A Brief Overview of CAN bus
The CAN protocol was designed to facilitate communication between different parts of a vehicle without the need for a host computer. The primary constituents of a CAN system are nodes (microcontrollers) that send and receive messages. These messages are transmitted in units called frames, each of which contains different fields, including a start of frame, arbitration, control, data, CRC, acknowledgment, end of frame, and an interframe space.
What is CRC?
CRC is a powerful technique for error checking in digital systems and is used extensively in various communication protocols, including CAN. It involves appending a certain set of bits to the message data, calculated based on the polynomial division of the data bits. The receiver also performs the same calculation, and if the CRCs match, the data is deemed to be correct.
CRC in CAN bus Frame
In a CAN bus frame, the CRC field follows the data field. It contains 15 bits for the CRC itself and one bit (CRC delimiter) that is always recessive (logic '1'). The CRC is calculated based on the preceding parts of the frame: SOF (Start of Frame), Arbitration Field, Control Field, Data Field.
The CRC-15 polynomial used in standard CAN is X^15 + X^14 + X^10 + X^8 + X^7 + X^4 + X^3 + 1. For CAN FD (flexible data-rate), a more robust CRC-17 or CRC-21 is used for larger payloads.
Generating the CRC
Here's a simplified step-by-step process for generating a CRC for a CAN frame:
Initialization: Initialize a 15-bit shift register with all bits set to 1. For CAN FD, initialize a 17 or 21 bit register, depending on the payload size.
Polynomial Division: Perform a bitwise exclusive OR (XOR) operation on the shift register with the input frame bits, beginning from the SOF bit and extending through the Data Field.

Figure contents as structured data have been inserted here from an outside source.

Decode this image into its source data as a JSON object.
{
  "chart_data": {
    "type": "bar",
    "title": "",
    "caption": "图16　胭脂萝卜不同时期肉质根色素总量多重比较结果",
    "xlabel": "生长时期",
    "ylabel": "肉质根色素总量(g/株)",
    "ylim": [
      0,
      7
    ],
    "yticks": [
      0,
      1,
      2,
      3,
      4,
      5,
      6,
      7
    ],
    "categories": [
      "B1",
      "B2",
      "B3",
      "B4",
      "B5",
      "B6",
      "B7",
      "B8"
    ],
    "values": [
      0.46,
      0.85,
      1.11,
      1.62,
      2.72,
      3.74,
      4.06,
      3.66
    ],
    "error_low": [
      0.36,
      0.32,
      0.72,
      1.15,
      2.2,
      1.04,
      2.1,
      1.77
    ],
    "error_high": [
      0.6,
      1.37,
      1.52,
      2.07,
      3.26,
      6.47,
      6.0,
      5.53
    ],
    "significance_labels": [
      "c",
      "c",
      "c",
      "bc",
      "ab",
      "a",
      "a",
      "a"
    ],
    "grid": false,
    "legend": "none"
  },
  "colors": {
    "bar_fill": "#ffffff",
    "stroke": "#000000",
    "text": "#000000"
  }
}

After each XOR operation, shift the register to the left by one bit, bringing in the next bit of the frame.
Calculation: When a '1' is shifted out of the register (MSB side), XOR the register's content with the pre-set CRC polynomial (CRC-15 for standard CAN or CRC-17/CRC-21 for CAN FD).
Result: The final content of the shift register after processing all the frame's bits is the generated CRC.
Conclusion
The use of the CRC in the CAN bus system underscores the protocol's inherent design for high integrity and fault tolerance. CRC helps ensure that the data your systems send is the same data that your devices receive, making it a vital part of any robust digital communication system.
Learning to manually generate the CRC can be an interesting educational exercise. However, keep in mind that in practical applications, this process is typically handled by the CAN controller hardware or by libraries in software.
This brief exploration into the generation of CRC in a CAN bus frame offers a window into the fascinating world of digital communications and error detection methodologies. It showcases the intricate and elegant measures taken to ensure data integrity, contributing to the reliable, efficient, and safe operation of modern vehicles and industrial systems.